IT Help

jtop

jtop is a monitoring tool used to track the real-time resource usage of jobs running on the cluster, including CPU load, memory consumption, and GPU status. It is particularly useful for analyzing the efficiency of jobs across different nodes.

Usage

jtop [options] 

Options

  • The following flags can be used to filter or modify the output:

  • -n <node>: Queries jobs on a specific target node.

  • -u <user>: Filters the job list by a specific username.

  • -p <partition>: Filters jobs by a specific partition or queue.

  • -l: Shows only the jobs running on the local node.

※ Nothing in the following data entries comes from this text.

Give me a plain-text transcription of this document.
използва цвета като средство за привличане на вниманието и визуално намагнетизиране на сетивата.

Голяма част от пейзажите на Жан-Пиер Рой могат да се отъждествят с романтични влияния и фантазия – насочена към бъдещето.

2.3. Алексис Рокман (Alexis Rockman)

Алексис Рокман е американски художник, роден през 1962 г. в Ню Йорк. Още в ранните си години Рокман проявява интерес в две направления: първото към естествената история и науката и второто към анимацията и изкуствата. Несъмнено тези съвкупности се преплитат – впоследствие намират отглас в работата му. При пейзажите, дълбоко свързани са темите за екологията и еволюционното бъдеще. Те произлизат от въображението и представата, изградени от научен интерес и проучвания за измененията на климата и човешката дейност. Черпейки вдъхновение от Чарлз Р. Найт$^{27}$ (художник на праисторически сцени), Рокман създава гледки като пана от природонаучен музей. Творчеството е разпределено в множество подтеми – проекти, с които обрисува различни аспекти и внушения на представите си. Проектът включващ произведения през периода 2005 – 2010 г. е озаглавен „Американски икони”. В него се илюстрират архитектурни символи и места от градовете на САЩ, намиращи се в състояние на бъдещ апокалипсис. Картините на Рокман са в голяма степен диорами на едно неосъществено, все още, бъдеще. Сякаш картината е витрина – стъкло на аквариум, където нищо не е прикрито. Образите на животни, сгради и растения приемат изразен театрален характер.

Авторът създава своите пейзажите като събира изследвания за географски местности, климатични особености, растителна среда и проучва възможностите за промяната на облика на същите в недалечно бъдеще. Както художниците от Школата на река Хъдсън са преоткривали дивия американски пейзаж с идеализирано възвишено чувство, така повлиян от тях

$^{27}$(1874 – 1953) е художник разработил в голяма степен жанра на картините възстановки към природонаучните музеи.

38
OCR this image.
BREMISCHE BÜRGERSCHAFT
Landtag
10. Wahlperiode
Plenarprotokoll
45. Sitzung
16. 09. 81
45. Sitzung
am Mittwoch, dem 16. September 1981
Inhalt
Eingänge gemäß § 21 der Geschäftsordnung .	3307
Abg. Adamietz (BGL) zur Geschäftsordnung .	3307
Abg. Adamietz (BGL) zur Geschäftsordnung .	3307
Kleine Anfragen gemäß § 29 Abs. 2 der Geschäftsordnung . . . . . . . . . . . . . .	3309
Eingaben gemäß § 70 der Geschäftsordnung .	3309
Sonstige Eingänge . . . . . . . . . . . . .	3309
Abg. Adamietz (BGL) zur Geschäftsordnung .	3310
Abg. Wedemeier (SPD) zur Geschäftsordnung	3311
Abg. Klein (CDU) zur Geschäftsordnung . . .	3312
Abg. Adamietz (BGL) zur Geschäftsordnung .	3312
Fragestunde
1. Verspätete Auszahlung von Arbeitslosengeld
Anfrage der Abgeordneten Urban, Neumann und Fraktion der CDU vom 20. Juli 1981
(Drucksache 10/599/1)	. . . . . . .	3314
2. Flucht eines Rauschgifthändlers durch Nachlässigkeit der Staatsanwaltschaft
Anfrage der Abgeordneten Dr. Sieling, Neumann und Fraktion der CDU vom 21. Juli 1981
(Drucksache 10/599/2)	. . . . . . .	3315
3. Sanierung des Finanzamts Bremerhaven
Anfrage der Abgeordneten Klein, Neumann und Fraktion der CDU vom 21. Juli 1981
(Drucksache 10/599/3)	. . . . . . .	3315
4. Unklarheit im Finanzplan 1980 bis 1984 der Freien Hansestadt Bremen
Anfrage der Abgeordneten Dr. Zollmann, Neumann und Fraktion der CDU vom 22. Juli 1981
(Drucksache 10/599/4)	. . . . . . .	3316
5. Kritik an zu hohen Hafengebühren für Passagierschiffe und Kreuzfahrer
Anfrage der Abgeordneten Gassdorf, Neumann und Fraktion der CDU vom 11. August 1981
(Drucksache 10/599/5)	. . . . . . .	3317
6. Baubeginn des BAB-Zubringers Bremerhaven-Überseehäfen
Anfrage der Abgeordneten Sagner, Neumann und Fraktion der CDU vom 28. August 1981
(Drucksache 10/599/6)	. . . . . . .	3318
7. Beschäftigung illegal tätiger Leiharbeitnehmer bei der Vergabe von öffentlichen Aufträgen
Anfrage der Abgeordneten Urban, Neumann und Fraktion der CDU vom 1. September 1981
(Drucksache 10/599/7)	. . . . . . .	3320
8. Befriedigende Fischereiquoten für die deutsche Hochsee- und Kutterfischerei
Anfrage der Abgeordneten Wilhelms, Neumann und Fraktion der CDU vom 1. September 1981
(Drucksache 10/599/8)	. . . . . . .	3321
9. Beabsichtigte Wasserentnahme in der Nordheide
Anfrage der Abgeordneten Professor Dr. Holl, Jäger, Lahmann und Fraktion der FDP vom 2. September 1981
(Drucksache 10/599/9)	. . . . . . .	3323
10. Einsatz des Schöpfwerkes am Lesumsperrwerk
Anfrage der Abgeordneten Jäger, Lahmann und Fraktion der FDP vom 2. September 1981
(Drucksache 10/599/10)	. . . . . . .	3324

  • -h: Displays the help message and usage details.

Output Columns

When you run jtop, the output contains the following information:

  • JOBID: The unique ID assigned to the job by Slurm.

  • USER: The owner of the running job.

  • ELAPSED: The total wall-clock time the job has been running (Format: Days-Hours:Minutes:Seconds).

  • CPU: The total number of CPU cores allocated to the job.

  • RUN: The current CPU utilization rate (e.g., 0.99 indicates 99% usage of a core).

  • D: Represents disk I/O or processes in an uninterruptible sleep state.

  • RSS(MB): The current Resident Set Size (physical memory) being used, measured in Megabytes.

  • GPU: The allocated GPU resources and their specific types.

  • NODE: The specific compute node where the job is executing.

Examples

List all jobs in the 'ai' partition:

/usr/bin/jtop -p ai 

List all jobs for a specific user:

/usr/bin/jtop -u valar 

List jobs for a specific user on a specific node:

/usr/bin/jtop -n ai01 -u valar 

Show only the jobs running on the local node:

/usr/bin/jtop -l 


Note: jtop provides a snapshot of active processes. Monitoring the RUN and RSS(MB) columns is recommended to ensure your jobs are utilizing the requested resources effectively without hitting limits.